A bus driver shortage is impacting the Sheridan School District.
Deputy Superintendent Lincoln Daniels says the bus driver shortage in their district started post-COVID-19. He also says almost daily there is a route that must be doubled impacting the time it takes to pick up students.
“We are having to run doubles just simply because there are not enough substitutes available to jump in at a moment’s notice,” Daniels said.
Daniels goes on to say they have seven positions for drivers open, however, that has still put a strain on their routes. He also says it’s been challenging to hire and attract drivers.
“It is a part-time job so if you need full-time money you really have to pair something up with that to get the maximum benefit,” Daniels said.
Daniels said they have routes in Saline and Grant County with around 1,800 thousand students they pick up as they cover 630 square miles.
Daniels said the bus drivers that they do have are working hard to make up for the gap.
“We just can’t say enough about our drivers that are willing to drive the double route to take up the slack, run their long route then come back,” Daniels also said they’re getting creative, “We have district administrators, building level administrators that have all jumped in the gap.”
Christina Hoffman is a parent of three kids who attends SSD. She feels the bus shortage issue has been worse this year as she says she has received constant messages of bus routes running late.
“The school buses are running 45-50 minutes late either in the morning or in the afternoons,” Hoffman said. “It’s extremely frustrating especially when you are getting 3 or 4 messages a week or when they send it out after the kids should already be on the bus.”
Hoffman said this problem is putting pressure on parents.
“Parents shouldn’t have to worry if they leave the house to go to work that day if their kids are going to be picked up on the bus or if they’re going to have to leave work early,” Hoffman said.
She does add that gratefully her job is flexible with her hours but knows other parents who are put in tough positions.
“I am one of the lucky parents that has the flexibility. There are parents who aren’t as lucky as me and they can’t go pick up their kids early,” Hoffman said.
Hoffman said she would like to see and know exactly what the district is doing to solve the issue.
“I would like to see and know what they’re doing and would like to see a change,” Hoffman said.

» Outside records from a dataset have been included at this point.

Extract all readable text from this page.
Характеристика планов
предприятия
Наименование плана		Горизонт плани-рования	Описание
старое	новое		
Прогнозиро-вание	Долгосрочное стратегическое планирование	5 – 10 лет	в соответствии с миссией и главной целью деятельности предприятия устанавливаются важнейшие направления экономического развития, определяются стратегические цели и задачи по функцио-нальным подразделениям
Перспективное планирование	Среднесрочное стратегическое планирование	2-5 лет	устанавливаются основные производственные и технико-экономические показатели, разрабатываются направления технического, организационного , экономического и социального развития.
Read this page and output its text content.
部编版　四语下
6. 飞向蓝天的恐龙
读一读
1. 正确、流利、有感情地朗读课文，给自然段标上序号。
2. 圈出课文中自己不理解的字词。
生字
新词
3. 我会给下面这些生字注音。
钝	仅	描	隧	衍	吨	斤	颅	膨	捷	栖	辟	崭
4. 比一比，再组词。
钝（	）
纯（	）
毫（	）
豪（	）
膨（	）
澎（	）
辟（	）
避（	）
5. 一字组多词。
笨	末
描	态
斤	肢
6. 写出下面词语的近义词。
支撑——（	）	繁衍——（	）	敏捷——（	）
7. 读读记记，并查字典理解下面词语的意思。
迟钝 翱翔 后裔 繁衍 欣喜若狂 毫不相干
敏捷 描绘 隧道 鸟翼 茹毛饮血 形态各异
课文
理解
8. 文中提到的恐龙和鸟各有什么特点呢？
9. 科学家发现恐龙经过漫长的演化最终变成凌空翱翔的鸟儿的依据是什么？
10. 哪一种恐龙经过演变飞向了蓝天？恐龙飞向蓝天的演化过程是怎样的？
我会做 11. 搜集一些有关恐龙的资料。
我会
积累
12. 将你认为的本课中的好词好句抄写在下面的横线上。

Daniels said he would like to assure parents who are frustrated that they’re trying to fix the issue.
“(The school district) really does care, hear their frustration and we really are trying to do our very best,” Daniels said.

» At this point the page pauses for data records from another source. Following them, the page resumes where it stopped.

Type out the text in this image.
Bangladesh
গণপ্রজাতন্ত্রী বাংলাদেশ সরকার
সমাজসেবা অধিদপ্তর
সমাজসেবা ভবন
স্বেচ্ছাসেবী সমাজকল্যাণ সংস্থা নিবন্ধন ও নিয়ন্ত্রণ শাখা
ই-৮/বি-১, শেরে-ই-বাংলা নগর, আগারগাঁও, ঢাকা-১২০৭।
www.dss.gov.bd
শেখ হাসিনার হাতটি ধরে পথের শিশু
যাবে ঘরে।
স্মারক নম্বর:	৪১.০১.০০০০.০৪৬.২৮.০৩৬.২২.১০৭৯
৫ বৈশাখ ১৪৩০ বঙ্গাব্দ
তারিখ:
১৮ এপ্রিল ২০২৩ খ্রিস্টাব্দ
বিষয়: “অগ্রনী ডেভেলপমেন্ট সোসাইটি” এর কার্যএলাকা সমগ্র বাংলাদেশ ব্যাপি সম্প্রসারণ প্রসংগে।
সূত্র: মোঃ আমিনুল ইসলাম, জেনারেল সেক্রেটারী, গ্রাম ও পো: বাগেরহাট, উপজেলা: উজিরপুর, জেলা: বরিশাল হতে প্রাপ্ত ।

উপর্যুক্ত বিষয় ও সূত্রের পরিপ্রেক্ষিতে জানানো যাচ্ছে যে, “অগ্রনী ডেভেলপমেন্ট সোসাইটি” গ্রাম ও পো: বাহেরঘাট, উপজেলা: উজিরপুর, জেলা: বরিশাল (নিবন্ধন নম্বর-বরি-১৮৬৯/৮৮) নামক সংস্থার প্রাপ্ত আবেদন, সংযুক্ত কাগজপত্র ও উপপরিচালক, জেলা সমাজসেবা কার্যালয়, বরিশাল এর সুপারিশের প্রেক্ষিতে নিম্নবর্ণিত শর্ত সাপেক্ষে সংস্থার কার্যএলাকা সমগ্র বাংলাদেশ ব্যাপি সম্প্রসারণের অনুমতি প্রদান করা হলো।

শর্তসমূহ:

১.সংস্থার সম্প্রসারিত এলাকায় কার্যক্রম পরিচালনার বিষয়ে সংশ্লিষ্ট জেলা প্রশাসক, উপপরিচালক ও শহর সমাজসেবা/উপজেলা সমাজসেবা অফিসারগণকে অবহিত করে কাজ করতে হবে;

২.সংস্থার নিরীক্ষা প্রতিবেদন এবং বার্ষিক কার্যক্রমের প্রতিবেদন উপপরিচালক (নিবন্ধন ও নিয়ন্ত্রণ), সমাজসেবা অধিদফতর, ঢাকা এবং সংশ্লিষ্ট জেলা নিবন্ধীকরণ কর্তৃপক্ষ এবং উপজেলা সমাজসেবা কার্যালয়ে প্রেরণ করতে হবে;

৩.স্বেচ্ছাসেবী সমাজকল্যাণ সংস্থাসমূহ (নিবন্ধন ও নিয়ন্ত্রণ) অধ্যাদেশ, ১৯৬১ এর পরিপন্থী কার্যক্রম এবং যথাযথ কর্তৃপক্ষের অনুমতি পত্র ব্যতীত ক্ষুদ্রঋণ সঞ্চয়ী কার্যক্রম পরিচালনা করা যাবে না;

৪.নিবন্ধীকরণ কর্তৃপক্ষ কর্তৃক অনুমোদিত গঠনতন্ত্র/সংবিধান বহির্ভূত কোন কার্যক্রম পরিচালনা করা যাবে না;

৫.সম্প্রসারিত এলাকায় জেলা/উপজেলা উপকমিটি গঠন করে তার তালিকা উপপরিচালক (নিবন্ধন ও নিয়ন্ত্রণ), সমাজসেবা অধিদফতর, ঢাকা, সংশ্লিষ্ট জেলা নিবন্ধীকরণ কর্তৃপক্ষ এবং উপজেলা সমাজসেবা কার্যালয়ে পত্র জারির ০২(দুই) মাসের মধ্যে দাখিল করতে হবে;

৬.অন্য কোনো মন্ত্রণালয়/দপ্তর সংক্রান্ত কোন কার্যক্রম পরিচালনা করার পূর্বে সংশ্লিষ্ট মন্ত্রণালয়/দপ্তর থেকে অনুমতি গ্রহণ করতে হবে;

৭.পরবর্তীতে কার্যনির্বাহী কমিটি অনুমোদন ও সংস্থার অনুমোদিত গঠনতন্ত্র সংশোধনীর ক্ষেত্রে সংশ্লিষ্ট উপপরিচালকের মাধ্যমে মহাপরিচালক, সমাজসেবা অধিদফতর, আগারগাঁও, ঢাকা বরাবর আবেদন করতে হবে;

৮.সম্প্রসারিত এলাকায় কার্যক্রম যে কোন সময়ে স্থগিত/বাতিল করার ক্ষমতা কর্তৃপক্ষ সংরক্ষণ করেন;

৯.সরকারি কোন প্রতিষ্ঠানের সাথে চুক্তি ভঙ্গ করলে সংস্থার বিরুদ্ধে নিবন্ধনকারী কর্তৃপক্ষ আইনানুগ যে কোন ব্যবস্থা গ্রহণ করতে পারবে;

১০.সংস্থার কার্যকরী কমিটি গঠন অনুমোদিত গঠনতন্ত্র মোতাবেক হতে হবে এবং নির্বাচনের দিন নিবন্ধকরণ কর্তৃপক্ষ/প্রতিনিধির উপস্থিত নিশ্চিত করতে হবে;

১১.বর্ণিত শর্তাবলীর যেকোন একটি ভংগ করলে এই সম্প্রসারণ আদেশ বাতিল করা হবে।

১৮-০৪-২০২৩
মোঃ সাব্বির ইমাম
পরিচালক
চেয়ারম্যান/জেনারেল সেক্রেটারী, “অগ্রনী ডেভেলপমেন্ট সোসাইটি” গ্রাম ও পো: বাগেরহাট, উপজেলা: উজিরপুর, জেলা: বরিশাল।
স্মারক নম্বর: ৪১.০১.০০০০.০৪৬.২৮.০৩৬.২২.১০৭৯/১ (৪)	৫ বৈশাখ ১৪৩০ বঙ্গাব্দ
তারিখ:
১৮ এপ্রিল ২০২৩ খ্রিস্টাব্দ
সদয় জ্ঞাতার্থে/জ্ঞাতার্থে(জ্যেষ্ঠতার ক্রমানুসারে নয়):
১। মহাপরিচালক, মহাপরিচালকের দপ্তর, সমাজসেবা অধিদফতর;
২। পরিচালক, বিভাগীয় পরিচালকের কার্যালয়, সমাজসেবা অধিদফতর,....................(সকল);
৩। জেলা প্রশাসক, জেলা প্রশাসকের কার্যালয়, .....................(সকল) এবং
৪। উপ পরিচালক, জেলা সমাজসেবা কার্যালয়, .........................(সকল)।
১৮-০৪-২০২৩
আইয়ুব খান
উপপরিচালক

Hoffman believes one of the only ways that the problem will be resolved is if bus drivers see a change in their salary.
“Higher pay is definitely what they need; they have to put up with our kids every day,” Hoffman said.
Daniels also said they do have more things possibly in the works to attract more drivers, he admits there’s a lot to get done however he does think they can “certainly” get through this shortage.